Lawyer in polygamy trial to seek stay; says evidence use improper
CRANBROOK — A lawyer for a Mormon fundamentalist leader says he will be seeking a stay of a polygamy charge because the evidence being used in the B.C. Supreme Court trial was presented in a previous constitutional reference case.
Blair Suffredine, the defence counsel for Winston Blackmore, said he intends to file an application for abuse of process next week based on the Crown’s reliance on evidence that was collected before a constitutional reference test in 2011 that deemed polygamy a criminal offence.
Blackmore, the head of a religious group in the southeastern B.C. community of Bountiful, is accused of marrying 24 women.
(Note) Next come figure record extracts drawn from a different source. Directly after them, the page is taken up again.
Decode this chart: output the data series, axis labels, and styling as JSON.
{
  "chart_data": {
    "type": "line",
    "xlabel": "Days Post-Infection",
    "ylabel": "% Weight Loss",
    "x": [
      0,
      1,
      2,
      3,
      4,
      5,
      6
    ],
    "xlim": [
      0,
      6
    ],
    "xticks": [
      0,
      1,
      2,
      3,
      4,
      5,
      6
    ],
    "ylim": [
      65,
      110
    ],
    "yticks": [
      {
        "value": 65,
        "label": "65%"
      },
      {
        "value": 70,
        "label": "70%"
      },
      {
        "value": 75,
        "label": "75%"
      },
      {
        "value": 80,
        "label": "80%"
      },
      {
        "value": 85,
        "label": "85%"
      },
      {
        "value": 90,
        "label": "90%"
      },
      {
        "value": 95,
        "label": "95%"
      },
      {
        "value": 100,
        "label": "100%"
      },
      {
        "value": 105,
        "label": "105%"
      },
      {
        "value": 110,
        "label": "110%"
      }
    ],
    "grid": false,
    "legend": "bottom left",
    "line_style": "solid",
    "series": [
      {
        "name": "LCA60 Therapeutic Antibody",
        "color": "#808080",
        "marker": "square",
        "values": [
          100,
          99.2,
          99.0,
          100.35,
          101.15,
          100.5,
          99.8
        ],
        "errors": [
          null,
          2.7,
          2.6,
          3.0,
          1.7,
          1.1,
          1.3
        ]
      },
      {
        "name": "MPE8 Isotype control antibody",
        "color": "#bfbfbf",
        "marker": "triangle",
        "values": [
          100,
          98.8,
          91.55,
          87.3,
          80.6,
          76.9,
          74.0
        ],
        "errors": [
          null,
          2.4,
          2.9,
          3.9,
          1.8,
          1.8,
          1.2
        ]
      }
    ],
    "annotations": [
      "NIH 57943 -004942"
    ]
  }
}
Suffredine’s argument is based on a previous polygamy charge against Blackmore that was thrown out of court over allegations of “special-prosecutor shopping.”
In 2007, Richard Peck was appointed as a special prosecutor to examine evidence of polygamy stemming from a police investigation into Blackmore and James Oler, who also served as a bishop in the fundamentalist community.
Peck recommended that a constitutional reference case be brought forward to test the criminality of polygamy, rather than pursing charges against the two men.
Former B.C. attorney general Wally Oppal later appointed Terry Robertson to the case, who decided to move forward with a criminal prosecution.
The charge was eventually thrown out, as well as Robertson’s appointment as a special prosecutor, on the grounds that Oppal had unfairly searched for a prosecutor willing to pursue charges.
A constitutional-reference case went forward with a ruling in 2011 that upheld the law criminalizing polygamy, determining that it doesn’t violate religious freedoms guaranteed in the Charter of Rights and Freedoms.
Suffredine said his charter argument next week will rest on the fact that all evidence at the current trial was collected before the constitutional reference case and. therefore, cannot be used.
“This prosecution is all based on the old evidence that predated the reference and [there is] no new evidence of anything else since the reference,” Suffredine said outside court Thursday. “Therefore, it is an unfair trial to now come back and prosecute them when nobody knew at the time whether they were committing any crime.”